Beberapa lama kemudian tampaklah dua
orang cantrik menuruni lereng itu. Wajahnya jernih cerah dan masih
sangat muda, sebaya dengan Bagus Handaka. Meskipun pakaian mereka sangat
sederhana, namun tampaknya bersih dan serasi.
Tetapi mereka menjadi terkejut sekali
ketika mereka melihat Manahan dan Bagus Handaka menaiki bukit itu.
Bahkan mereka kemudian terpaku seperti patung dengan pandangan yang
bertanya-tanya. Melihat sikap mereka, segera Manahan mengetahuinya,
bahwa pasti bukit kecil yang terpencil ini sangat jarang dikunjungi
orang. Untuk segera menghilangkan kesan yang kurang baik, segera
Manahan dan Bagus Handaka mengangguk hormat. Melihat tamunya mengangguk,
kedua cantrik itupun segera menanggapinya, dan dengan ramahnya berkata,
”Tuan… apakah keperluan Tuan berdua mengunjungi tempat kami yang tak berarti ini?”
Dengan ramah pula Manahan menjawab, ”Ki
Sanak, kedatangan kami kemari adalah terdorong dari keinginan kami
untuk menghadap yang terhormat Panembahan Ismaya yang bertapa di bukit
Karang Tumaritis. Bukankah bukit ini yang bernama KarangTumaritis?”
Kedua cantrik itu tersenyum. Salah seorang diantaranya menjawab, ”Benar
Tuan, bukit kecil ini memang bernama Karang Tumaritis. Dan di bukit ini
pula tinggal Panembahan Ismaya. Kami adalah cantrik-cantrik yang
mengabdikan diri pada Panembahan. Kalau Tuan-tuan ingin menghadap,
baiklah kami sampaikan nama Tuan-tuan berdua kepada Panembahan Ismaya.
Sedang Tuan-tuan kami persilahkan untuk menanti di bawah beringin itu.”
”Baiklah Ki Sanak,” sahut Manahan. ”Nama kami adalah Manahan dan Bagus Handaka.”
Setelah mengangguk sekali lagi, segera
kedua cantrik itu berlalu untuk menyampaikan permintaan kedua orang tamu
yang akan menghadap Panembahan.
Di bawah beringin tua, Manahan dan Bagus
Handaka menanti, sambil menikmati keindahan lembah dan ngarai yang
terbentang di bawah bukit kecil itu.
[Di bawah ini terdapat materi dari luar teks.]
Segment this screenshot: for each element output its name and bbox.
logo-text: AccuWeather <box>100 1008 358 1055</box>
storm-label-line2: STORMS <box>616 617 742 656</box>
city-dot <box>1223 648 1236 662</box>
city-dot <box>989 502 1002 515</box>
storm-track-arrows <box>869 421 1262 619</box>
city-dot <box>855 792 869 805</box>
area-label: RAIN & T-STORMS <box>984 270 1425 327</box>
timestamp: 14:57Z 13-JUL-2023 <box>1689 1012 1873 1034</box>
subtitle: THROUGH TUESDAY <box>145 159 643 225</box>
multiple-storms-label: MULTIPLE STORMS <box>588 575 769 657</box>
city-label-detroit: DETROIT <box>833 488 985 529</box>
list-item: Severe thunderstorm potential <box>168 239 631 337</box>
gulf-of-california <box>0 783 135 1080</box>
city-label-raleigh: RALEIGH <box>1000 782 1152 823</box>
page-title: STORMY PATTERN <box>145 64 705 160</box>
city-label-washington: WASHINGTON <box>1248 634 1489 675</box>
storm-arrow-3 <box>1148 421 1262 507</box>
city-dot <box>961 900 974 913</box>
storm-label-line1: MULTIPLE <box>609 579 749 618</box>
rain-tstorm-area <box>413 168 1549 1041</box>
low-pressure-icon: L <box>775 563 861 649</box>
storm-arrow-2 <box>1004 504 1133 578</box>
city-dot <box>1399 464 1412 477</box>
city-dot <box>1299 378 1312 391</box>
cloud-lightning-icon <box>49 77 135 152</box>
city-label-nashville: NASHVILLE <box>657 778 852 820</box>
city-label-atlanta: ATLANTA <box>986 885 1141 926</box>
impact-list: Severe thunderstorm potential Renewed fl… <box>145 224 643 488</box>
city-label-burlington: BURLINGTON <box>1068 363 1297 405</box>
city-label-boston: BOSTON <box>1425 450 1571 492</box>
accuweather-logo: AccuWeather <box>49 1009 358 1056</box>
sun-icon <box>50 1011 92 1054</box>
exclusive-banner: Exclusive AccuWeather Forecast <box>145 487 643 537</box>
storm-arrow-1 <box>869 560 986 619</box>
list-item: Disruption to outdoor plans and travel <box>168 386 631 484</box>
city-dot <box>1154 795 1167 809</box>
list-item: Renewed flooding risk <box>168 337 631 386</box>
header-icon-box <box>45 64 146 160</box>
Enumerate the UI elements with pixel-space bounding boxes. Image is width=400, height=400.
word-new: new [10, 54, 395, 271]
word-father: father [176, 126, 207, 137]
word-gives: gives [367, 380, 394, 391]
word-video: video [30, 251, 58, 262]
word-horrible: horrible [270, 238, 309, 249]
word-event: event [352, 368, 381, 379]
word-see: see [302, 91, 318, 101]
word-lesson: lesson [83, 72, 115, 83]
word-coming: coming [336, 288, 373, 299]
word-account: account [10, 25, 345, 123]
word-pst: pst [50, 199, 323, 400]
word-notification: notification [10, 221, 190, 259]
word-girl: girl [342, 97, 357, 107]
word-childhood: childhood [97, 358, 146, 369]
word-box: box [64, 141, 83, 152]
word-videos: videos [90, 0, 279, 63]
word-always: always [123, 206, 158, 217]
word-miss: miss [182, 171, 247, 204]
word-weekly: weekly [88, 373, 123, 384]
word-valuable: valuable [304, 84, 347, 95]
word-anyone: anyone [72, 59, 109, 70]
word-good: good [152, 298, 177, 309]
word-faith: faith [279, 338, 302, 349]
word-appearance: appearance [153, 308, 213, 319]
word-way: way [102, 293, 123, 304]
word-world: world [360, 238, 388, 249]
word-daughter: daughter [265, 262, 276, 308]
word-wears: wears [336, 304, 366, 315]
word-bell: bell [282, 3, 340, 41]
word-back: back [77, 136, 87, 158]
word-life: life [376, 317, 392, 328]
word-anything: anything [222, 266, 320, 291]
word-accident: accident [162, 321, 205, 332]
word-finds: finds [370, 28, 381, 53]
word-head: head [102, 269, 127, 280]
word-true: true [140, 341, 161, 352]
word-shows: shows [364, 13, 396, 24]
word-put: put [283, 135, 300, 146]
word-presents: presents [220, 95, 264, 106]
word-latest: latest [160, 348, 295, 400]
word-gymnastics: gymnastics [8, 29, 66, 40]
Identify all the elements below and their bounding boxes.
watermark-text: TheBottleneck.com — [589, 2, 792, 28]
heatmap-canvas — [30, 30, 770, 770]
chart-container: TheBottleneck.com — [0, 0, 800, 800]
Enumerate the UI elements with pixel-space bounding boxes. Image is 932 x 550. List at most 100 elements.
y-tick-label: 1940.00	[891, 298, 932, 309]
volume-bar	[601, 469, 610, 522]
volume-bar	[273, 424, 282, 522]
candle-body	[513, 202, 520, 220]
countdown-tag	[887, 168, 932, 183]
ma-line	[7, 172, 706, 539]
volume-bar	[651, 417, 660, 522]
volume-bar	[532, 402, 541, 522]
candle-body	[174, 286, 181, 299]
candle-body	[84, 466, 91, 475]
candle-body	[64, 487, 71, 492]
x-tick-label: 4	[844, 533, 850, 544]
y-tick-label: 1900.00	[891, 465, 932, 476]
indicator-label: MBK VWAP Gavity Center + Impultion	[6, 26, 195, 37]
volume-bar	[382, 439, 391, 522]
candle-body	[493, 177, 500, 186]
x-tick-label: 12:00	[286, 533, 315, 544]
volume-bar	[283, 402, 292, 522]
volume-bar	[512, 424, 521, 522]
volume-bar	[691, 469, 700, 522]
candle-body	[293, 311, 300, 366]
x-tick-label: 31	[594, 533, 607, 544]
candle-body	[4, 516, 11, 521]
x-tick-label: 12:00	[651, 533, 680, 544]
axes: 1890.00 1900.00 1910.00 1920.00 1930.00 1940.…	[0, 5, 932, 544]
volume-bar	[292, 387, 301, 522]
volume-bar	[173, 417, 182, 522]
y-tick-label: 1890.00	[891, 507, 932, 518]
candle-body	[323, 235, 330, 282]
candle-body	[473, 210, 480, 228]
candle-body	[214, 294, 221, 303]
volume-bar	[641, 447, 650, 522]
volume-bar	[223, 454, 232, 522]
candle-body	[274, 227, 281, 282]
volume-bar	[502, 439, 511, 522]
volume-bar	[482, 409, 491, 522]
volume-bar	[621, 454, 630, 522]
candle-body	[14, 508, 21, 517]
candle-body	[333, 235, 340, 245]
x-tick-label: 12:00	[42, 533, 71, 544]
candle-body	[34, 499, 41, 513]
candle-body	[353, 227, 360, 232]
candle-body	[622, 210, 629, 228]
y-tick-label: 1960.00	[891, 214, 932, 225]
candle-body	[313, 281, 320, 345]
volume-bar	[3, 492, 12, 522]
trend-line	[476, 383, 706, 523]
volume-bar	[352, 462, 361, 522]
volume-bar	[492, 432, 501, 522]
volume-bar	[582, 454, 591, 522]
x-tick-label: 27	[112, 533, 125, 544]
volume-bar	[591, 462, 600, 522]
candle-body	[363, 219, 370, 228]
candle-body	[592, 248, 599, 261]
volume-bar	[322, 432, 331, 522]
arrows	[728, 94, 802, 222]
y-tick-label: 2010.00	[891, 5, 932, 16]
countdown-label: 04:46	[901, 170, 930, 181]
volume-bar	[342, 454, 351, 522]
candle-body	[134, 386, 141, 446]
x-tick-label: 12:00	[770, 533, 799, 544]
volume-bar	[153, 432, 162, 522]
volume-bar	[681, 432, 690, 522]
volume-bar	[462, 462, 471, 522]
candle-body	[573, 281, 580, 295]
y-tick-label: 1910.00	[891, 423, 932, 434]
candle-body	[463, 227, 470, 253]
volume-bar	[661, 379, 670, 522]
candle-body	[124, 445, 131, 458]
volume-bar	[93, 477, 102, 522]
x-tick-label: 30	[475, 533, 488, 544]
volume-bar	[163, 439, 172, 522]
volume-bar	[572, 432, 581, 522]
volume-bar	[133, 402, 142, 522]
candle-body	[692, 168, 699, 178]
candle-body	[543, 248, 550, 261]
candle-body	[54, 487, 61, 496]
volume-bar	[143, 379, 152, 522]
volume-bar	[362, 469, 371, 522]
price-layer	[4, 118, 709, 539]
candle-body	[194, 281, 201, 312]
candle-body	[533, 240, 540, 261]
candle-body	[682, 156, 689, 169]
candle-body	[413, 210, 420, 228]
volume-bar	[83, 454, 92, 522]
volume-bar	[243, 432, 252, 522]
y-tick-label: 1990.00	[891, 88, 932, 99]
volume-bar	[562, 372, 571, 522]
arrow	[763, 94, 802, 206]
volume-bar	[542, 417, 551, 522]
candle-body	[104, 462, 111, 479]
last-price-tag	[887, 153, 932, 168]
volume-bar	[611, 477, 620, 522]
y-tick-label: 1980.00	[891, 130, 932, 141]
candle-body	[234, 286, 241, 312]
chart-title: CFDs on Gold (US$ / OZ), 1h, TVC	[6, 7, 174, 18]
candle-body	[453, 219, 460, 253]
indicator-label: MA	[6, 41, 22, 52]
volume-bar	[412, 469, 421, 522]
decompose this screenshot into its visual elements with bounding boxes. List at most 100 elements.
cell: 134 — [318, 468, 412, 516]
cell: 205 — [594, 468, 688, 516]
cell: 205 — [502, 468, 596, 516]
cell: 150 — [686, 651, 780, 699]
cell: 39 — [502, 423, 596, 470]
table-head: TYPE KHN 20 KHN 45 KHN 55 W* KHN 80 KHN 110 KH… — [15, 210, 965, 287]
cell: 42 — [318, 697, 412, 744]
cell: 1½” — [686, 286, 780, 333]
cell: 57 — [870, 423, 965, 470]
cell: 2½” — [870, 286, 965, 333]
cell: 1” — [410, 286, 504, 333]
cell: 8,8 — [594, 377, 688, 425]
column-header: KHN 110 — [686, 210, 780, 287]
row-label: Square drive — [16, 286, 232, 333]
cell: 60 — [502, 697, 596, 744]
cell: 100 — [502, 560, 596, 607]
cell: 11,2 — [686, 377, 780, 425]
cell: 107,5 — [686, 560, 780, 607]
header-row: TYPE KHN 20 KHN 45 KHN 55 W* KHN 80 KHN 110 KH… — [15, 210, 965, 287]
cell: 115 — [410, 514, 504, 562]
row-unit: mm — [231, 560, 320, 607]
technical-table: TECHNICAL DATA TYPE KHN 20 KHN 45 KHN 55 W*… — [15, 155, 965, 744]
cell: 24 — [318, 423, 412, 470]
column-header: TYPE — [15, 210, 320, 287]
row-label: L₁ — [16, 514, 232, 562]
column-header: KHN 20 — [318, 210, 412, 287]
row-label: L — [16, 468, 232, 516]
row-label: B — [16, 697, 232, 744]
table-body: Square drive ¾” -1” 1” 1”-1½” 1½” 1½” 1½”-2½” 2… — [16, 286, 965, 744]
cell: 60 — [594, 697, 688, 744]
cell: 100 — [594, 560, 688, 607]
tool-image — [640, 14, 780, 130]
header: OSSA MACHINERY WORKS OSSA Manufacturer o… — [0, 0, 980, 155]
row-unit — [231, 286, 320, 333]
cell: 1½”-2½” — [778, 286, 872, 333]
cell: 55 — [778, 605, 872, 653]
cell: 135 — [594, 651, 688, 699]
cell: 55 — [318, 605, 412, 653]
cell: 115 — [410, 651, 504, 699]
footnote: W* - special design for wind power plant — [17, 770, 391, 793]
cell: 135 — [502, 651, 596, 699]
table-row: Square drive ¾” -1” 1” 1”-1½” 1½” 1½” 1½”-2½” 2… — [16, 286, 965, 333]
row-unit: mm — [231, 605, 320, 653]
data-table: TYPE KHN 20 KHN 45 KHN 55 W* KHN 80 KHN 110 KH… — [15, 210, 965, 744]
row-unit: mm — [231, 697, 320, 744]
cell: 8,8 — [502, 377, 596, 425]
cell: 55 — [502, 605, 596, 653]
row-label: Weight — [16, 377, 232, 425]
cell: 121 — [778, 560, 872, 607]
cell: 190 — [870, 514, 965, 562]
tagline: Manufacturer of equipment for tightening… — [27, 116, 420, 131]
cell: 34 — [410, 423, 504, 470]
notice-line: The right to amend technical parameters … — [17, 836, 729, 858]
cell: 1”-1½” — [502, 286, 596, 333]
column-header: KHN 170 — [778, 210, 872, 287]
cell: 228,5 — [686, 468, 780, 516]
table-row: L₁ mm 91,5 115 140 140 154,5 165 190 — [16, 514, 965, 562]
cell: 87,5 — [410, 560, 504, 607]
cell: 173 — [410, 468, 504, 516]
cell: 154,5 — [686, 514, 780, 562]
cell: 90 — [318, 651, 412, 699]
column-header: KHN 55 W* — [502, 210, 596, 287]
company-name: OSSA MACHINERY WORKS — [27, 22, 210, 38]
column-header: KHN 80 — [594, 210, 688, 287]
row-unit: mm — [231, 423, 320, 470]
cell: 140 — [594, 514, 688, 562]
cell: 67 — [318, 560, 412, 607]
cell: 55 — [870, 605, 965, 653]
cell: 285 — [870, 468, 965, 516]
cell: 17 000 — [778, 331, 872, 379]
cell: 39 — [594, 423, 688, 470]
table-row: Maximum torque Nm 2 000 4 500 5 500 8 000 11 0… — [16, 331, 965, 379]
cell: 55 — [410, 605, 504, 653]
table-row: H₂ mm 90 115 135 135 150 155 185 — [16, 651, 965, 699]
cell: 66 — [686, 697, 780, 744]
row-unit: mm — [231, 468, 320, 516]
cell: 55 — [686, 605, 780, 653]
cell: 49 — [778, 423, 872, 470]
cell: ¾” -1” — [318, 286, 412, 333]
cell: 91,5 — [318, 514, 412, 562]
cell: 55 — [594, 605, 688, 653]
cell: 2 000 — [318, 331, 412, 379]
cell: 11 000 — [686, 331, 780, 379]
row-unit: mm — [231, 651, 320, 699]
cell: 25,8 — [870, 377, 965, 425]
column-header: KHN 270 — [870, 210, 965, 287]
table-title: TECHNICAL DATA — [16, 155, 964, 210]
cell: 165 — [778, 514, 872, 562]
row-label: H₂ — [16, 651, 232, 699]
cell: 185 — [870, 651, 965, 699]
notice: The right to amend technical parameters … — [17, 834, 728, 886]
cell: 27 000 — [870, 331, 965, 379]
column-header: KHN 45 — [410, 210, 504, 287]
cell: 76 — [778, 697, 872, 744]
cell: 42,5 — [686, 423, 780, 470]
Pandangan mata mereka beredar dari
relung-relung lembah, padang-padang rumput di dataran yang berseling
dengan semak-semak, kemudian merayapi lereng-lereng bukit kecil itu
sendiri dan akhirnya taman bunga di sekitar mereka. Tiba-tiba mereka
terkejut ketika mereka melihat beberapa bagian dari taman itu tersulam
beberapa jenis tanaman baru. Bukan karena jenis tanaman baru itu akan
menambah keasriannya, tetapi jelas bahwa sulaman itu disebabkan karena
kerusakan. Dugaan mereka bertambah kuat pula ketika mereka melihat
pagar-pagar hidup yang membatasi jalan-jalan sempit di pekarangan itu
terdapat beberapa sulaman pula. Siapakah kira-kira yang merusakkan
tanaman-tanaman yang begitu rapi itu…?
Belum lagi Manahan dan Bagus Handaka
selesai menikmati seluruh isi halaman itu, tampaklah kedua cantrik yang
menemuinya tadi berjalan mendekatinya. Dua cantrik itu baru saja muncul
dari sebuah rumah kecil yang berdinding kayu, dan beratap ijuk. Meskipun
rumah itu sederhana saja, tetapi tampak betapa cermat pemeliharaannya.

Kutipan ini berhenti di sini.